How Do You Learn Blockchain?
There’s never been a better time to study Blockchain technology. While it may have originally been built as the foundation for Bitcoin, it’s evolved into a technology with many applications in our data-heavy world due to its ability to address the rapid advancements in big data usage, as well as its near-unhackable nature.
One of the most sought-after careers this decade is in the arena of cybersecurity and learning blockchain could give you a valuable advantage in that marketplace. It may includes various components of cybersecurity such as:
- Computer programming
- Data structure
- Cryptography
- Smart contracts
Those interested in learning Blockchain would be best served by having a basic understanding of coding through a programming language such as Python, one of the most in-demand languages in the development of Blockchain technology. Additionally, learners can expect to benefit from understanding the ways that data is stored and organized along with having a grasp of network architecture can potentially be beneficial in your journey toward a tech career.
Can Blockchain Be Hacked?
The use of cryptography and peer-to-peer mechanisms means that Blockchains cannot be hacked in the conventional sense where a malicious actor uses brute force to break into a closed system and begins to make changes.

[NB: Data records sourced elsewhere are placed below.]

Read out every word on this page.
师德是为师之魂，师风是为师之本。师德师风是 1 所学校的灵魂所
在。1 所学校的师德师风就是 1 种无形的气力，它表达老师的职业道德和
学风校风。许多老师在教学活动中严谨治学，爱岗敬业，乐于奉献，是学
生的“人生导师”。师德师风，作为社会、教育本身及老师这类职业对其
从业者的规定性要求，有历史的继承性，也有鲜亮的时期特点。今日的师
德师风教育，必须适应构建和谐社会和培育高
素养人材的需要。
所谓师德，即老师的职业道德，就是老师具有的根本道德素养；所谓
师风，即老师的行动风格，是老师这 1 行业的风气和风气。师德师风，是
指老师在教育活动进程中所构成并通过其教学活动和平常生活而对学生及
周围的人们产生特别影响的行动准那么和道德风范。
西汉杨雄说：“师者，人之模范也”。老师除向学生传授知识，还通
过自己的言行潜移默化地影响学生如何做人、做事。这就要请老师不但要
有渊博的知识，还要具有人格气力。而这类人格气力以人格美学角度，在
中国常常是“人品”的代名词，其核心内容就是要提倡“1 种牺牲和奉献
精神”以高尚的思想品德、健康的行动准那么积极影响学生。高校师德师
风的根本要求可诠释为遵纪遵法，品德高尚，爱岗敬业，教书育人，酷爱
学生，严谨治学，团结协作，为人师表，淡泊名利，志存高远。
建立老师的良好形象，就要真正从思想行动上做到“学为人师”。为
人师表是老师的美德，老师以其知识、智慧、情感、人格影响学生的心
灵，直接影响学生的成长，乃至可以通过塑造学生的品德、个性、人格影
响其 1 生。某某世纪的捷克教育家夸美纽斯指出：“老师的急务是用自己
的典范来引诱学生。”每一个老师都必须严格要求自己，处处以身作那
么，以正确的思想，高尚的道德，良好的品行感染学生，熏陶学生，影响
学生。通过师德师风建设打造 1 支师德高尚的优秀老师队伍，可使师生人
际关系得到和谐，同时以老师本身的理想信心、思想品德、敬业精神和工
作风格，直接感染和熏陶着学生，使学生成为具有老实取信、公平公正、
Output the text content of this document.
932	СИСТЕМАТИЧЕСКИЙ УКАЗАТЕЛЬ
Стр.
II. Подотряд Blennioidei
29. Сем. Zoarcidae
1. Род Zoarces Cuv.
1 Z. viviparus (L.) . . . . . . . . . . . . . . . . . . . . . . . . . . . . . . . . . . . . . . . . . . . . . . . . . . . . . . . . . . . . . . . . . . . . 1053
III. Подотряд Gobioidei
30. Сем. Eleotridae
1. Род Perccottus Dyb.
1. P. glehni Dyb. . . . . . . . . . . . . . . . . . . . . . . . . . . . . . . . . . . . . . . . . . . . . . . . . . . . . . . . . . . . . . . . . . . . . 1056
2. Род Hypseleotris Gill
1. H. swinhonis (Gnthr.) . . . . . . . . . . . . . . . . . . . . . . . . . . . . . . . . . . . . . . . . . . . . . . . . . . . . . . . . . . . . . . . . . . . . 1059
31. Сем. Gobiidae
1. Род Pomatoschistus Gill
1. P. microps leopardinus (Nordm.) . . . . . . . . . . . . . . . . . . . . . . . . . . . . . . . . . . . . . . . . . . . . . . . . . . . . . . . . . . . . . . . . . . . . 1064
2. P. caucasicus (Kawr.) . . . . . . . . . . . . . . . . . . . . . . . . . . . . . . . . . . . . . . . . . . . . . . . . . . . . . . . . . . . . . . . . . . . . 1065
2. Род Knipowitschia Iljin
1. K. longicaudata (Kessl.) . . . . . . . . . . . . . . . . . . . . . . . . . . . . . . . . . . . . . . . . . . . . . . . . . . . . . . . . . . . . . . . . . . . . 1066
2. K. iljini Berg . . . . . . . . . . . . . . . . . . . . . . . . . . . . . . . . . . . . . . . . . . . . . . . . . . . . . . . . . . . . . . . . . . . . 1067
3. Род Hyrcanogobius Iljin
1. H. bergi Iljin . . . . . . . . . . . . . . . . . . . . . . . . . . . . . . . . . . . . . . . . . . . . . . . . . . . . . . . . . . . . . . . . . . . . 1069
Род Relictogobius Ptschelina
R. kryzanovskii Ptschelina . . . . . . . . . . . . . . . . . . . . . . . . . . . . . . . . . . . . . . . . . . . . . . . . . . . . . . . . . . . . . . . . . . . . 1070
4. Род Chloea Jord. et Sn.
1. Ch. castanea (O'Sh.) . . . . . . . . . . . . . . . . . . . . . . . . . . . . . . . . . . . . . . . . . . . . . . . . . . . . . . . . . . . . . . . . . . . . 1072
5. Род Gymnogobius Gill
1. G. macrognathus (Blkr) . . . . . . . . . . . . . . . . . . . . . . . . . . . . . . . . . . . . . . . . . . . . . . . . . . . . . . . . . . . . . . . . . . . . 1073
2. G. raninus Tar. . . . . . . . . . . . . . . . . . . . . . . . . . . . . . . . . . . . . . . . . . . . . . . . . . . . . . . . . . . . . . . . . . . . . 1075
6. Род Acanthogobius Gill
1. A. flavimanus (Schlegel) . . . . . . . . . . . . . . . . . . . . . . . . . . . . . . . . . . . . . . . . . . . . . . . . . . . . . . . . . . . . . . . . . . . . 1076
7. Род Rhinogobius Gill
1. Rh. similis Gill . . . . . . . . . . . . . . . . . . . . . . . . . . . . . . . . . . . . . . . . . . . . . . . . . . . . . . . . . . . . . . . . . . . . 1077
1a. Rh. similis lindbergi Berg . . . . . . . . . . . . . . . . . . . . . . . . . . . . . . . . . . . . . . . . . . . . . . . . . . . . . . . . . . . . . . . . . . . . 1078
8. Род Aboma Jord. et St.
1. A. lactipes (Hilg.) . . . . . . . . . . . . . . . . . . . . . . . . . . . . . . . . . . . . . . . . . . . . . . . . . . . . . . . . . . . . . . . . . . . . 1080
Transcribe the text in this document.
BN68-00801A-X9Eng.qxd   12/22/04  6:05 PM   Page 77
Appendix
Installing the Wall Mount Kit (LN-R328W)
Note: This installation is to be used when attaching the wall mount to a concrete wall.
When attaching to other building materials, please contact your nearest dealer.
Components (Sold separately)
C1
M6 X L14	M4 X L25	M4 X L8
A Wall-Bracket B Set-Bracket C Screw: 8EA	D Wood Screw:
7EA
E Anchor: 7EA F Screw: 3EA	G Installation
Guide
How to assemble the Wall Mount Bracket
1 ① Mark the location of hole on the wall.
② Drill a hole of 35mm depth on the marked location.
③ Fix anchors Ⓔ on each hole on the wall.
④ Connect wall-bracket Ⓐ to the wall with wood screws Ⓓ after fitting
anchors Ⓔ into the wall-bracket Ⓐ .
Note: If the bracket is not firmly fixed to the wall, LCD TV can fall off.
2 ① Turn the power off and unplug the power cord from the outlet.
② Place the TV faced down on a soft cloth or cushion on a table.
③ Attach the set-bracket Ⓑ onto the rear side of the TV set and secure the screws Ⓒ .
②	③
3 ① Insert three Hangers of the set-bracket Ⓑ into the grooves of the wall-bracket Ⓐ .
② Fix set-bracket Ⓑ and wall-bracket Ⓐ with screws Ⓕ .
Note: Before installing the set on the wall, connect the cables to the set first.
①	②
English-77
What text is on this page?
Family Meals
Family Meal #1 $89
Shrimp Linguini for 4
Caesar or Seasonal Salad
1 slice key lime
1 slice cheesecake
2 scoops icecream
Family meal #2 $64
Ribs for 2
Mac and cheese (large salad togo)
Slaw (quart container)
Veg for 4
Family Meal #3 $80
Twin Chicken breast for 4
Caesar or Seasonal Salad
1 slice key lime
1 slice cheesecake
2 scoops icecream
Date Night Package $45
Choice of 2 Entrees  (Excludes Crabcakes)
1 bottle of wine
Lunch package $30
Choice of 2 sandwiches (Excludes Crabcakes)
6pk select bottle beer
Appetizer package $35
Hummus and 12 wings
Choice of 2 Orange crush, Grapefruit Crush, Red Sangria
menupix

But the vast sums of money that are on the move mean that hackers will go to extraordinary lengths to wreak havoc, and they have found a few methods to do so.
Such hacks are very difficult to pull off, but not impossible. For example, a 51% hack is a method that attackers have used with some success. This occurs when a group of hackers gains control of most of the chain’s computational power, otherwise known as its hash rate. Once they own the majority (hence the name 51%), they can make changes to transactions that have not yet been confirmed.²
But what does this really mean? When a transaction occurs on a Blockchain, it’s confirmed within a specific block. When that block is full and closed off, the next block is launched and it confirms all the transactions in the previous block before recording new transactions. That’s the second confirmation. After six confirmations, a transaction is secured forever and is un-hackable. But until that point, it is open to manipulation and some hackers have been able to do so on occasion.
The good news is that it requires huge resources to take over 51% of a Blockchain, so these attacks have only happened on smaller ones, like Ethereum Classic, for example. Larger ones, like Bitcoin, would require extraordinarily large sums of money for 51% to be acquired and make it vulnerable to hacking.³
While Blockchain has earned a reputation for its security, it doesn’t mean scams and hacks don’t take place on various crypto exchanges. However, these attacks don’t necessarily happen due to corruption. Instead, they happen because people often leave their cryptocurrency unprotected in online marketplaces where they are vulnerable.